= Tujjar as-Sultan =

Elite group of official Jewish merchants in Morocco

Tujjār as-Sultān (تجّار السلطان, lit. "Merchants of the Sultan") were an elite class of merchants who conducted long-distance and international trade in the service of the sultans of Morocco and the Makhzen. Jewish merchants had served Moroccan rulers as commercial and diplomatic intermediaries from at least the Saadi period, while the tujjār as-sultān became particularly prominent under the ʿAlawi dynasty and in the port of Essaouira. In Essaouira, the majority of the royal merchants were Jewish and at certain periods they exercised a near-monopoly over the city's import-export trade. Their position brought substantial commercial privileges but remained dependent on recognition and patronage from the palace.

Merchants including Joseph Toledano, Meʾir Maqnīn, and Samuel Pallache also served the Makhzen in diplomatic roles.

== History ==
A 1680 treaty with Holland facilitated by Joseph Toledano under Sultan Ismail (1672–1727) of the 'Alawi dynasty, opened prosperous trade to the benefit of Tujjār as-Sultān and the Makhzen.

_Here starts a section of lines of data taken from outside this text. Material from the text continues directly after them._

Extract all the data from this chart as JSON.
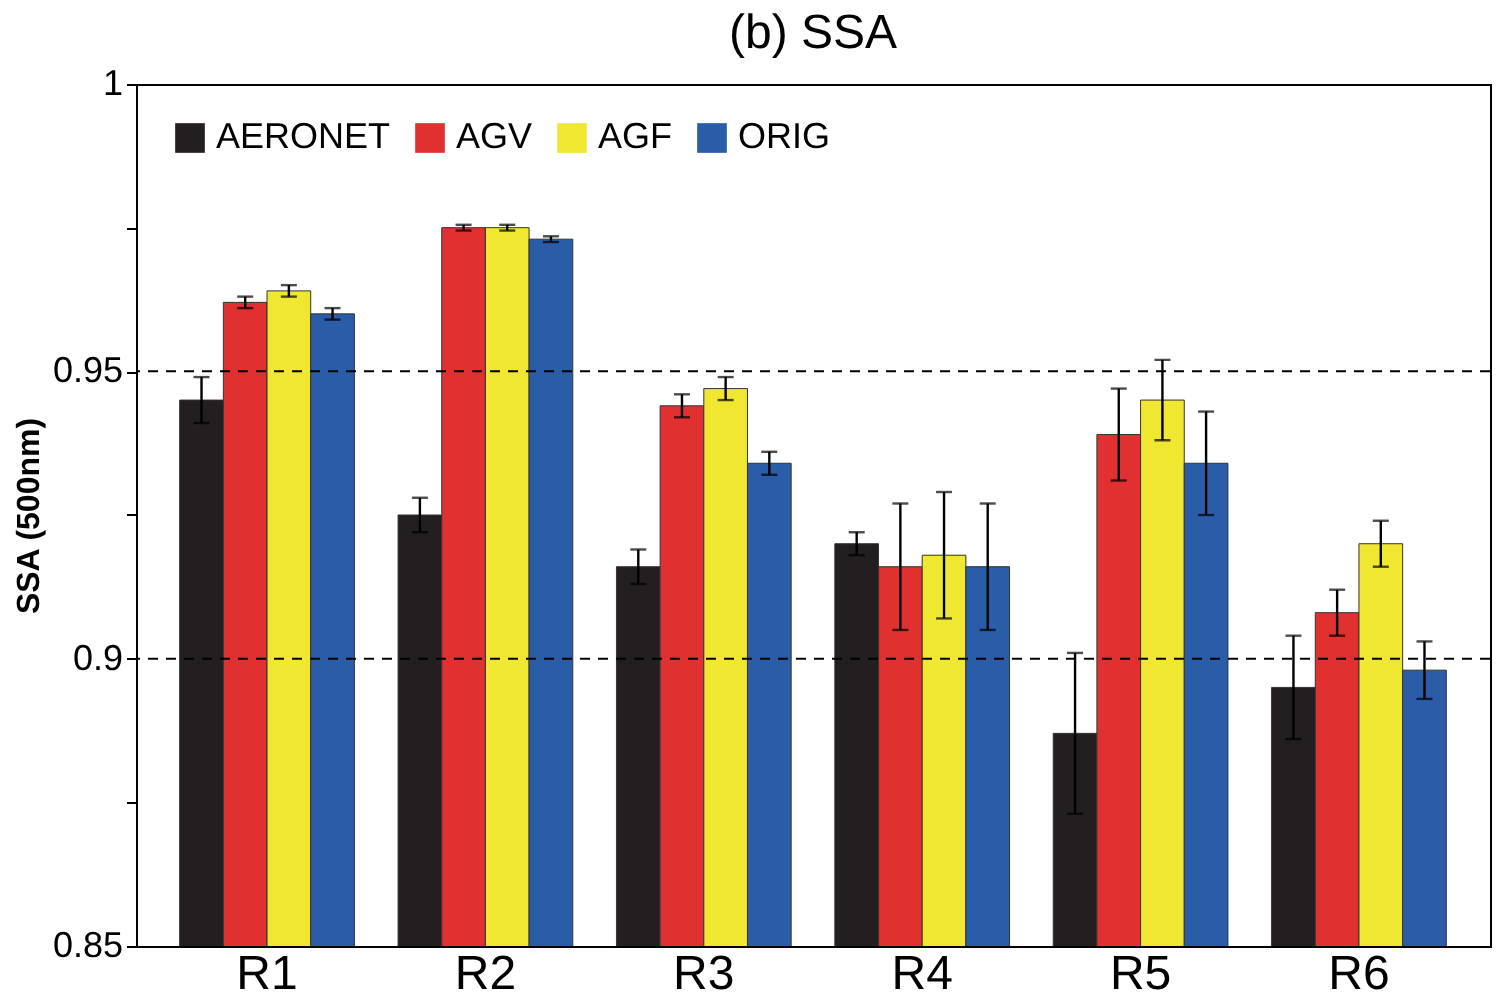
{
  "chart_data": {
    "type": "bar",
    "title": "(b) SSA",
    "ylabel": "SSA (500nm)",
    "categories": [
      "R1",
      "R2",
      "R3",
      "R4",
      "R5",
      "R6"
    ],
    "series": [
      {
        "name": "AERONET",
        "color": "#231f20",
        "values": [
          0.945,
          0.925,
          0.916,
          0.92,
          0.887,
          0.895
        ],
        "errors": [
          0.004,
          0.003,
          0.003,
          0.002,
          0.014,
          0.009
        ]
      },
      {
        "name": "AGV",
        "color": "#e03030",
        "values": [
          0.962,
          0.975,
          0.944,
          0.916,
          0.939,
          0.908
        ],
        "errors": [
          0.001,
          0.0005,
          0.002,
          0.011,
          0.008,
          0.004
        ]
      },
      {
        "name": "AGF",
        "color": "#f0e830",
        "values": [
          0.964,
          0.975,
          0.947,
          0.918,
          0.945,
          0.92
        ],
        "errors": [
          0.001,
          0.0005,
          0.002,
          0.011,
          0.007,
          0.004
        ]
      },
      {
        "name": "ORIG",
        "color": "#2a5ca8",
        "values": [
          0.96,
          0.973,
          0.934,
          0.916,
          0.934,
          0.898
        ],
        "errors": [
          0.001,
          0.0005,
          0.002,
          0.011,
          0.009,
          0.005
        ]
      }
    ],
    "ylim": [
      0.85,
      1
    ],
    "yticks": [
      0.85,
      {
        "value": 0.875,
        "label": null
      },
      0.9,
      {
        "value": 0.925,
        "label": null
      },
      0.95,
      {
        "value": 0.975,
        "label": null
      },
      1
    ],
    "ref_lines": [
      {
        "axis": "y",
        "value": 0.9,
        "line_style": "dashed",
        "color": "#000000"
      },
      {
        "axis": "y",
        "value": 0.95,
        "line_style": "dashed",
        "color": "#000000"
      }
    ],
    "grid": false,
    "legend": "top left"
  }
}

Under Sultan Sidi Muhammad ibn Abdallah, the role of the royal merchants became particularly important at Essaouira. The sultan founded the port in 1764 in order to develop and control Morocco's trade with Europe, and Jewish merchant families served as intermediaries linking the Makhzen with European and inland commercial networks.

There were 20-30 royal merchants in Essaouira in the first half of the 19th century, virtually all of whom were Jewish. The Makhzen gave them tax benefits, provided housing, and protected their commercial interests and property rights. These merchants were of vital importance for their connections with Jewish trade networks in Europe, including in London, Amsterdam, Livorno, Marseilles, and other European ports, as well as with Jewish trade networks in southern Morocco, including in Marrakesh, Tafilalelt, Iligh, Ifrane Atlas-Saghir, and Oued Noun. They also worked with Muslims in the interior of Morocco, establishing business partnerships with them, loaning money to them, hiring them, and entrusting tribal chiefs with ensuring the safe passage of merchants and goods through remote areas in the south.

== Decline ==
Essaouira's position as Morocco's pre-eminent royal port began to decline during the 1870s. Changing markets for its principal commodities, disruption of inland trade routes, political insecurity and inflation contributed to the city's commercial difficulties. Several established merchant families encountered severe financial problems or collapsed during this period, as other Moroccan ports increased their share of international trade.